それで発見したのだが、スティーヴン・ミルハウザーが、エミール・レノーについてエッセイを書いていたのだ。わたしは柴田元幸が訳している作家にはなぜかあまり興味がなく、ミルハウザーについてもあまり知らなかったので、勝手なイメージを抱いていた。そのイメージのなかでは、エミール・レノーと結びつきそうな要素はまったくなかったので、これにはいささか驚いた。しかも、その文章は翻訳されていたのだ(『リテレール』6)。

『リテレール』というと、安原顕がやっていたあの雑誌だ。いや、待てよ、『リテレール』なら何冊か持っていたんじゃないか。と思って、調べてみたが、あったのは別冊の『映画の魅惑』だけだった。まあ、そんなものか──

などという話はどうでもいい。本題に入ろう。

といっても、別に書くことはないので、また例によって、DVD の紹介だ。

『アルフレッド・ヒッチコック HIS EARLY WORKS DVD-BOX』


目についたのでいちおう紹介しておくが、IVC である。どうせまた、以前出していたものを集めただけだろう。ここから出ている初期のヒッチコックは、画質もよくないし、明らかに欠落している場面も目立つ。たとえば、『恐喝』は、最初サイレントで撮影され、その後、トーキーとしてわざわざ撮り直されたので、2つのヴァージョンが存在するのだが、ここから出ているものはトーキー版だけである。500円 DVD で出ているものもトーキー版だったはずだ。海外では、2ヴァージョンとも収録した DVD も出ている(サイレント版とトーキー版には、ほとんどまったく違いがなく、それが逆に興味深い)。


レオ・マッケリー『明日は来らず』


小津の『東京物語』に影響を与えたともいわれるマッケリーの傑作(ちなみに、McCarey は「マケアリー」と表記するほうが原音に近い、と思う)。

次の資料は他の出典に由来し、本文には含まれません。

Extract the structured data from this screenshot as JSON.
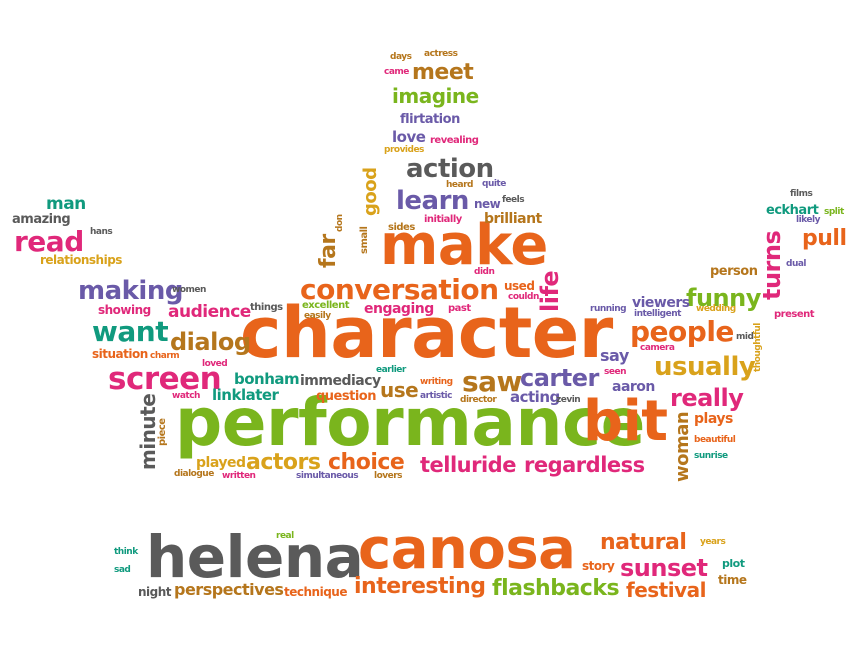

実は、最近たまたま、Criterion 版で見直したのだが、さめざめと泣いてしまった。泣くしかない映画である。ストーリーはたしかに『東京物語』に似てはいる。しかし、全然別物だ。滑稽で、残酷な、この美しい作品は、メロドラマとしての余韻さえ与えてくれず、意外にも、アメリカで公開されたときは興行的には惨敗だった。

タル・ベーラ『倫敦(ロンドン)から来た男』


イエジー・カワレロヴィッチ『影』


アラン・ロブ=グリエ『危険な戯れ』


昔ビデオで出ていた作品だが、見た記憶がない。ロブ=グリエの映画はほとんど見てるんだが……。

『アンドロクレスと獅子』


Criterion から出ているバーナード・ショーの映画化作品を集めた Collection で見たが、たいした映画ではなかった。バーナード・ショーのファン以外は見る必要ない(かも)。

イエジー・スコリモフスキ『ザ・シャウト さまよえる幻響』


これも以前から出ていた気がするが……。


『エッセンス・オブ・スコリモフスキ (単行本(ソフトカバー))』


こんなものも出てしまった。確信はないが、スコリモフスキ祭りの準備が、水面下でひそかに進められているのかもしれない……。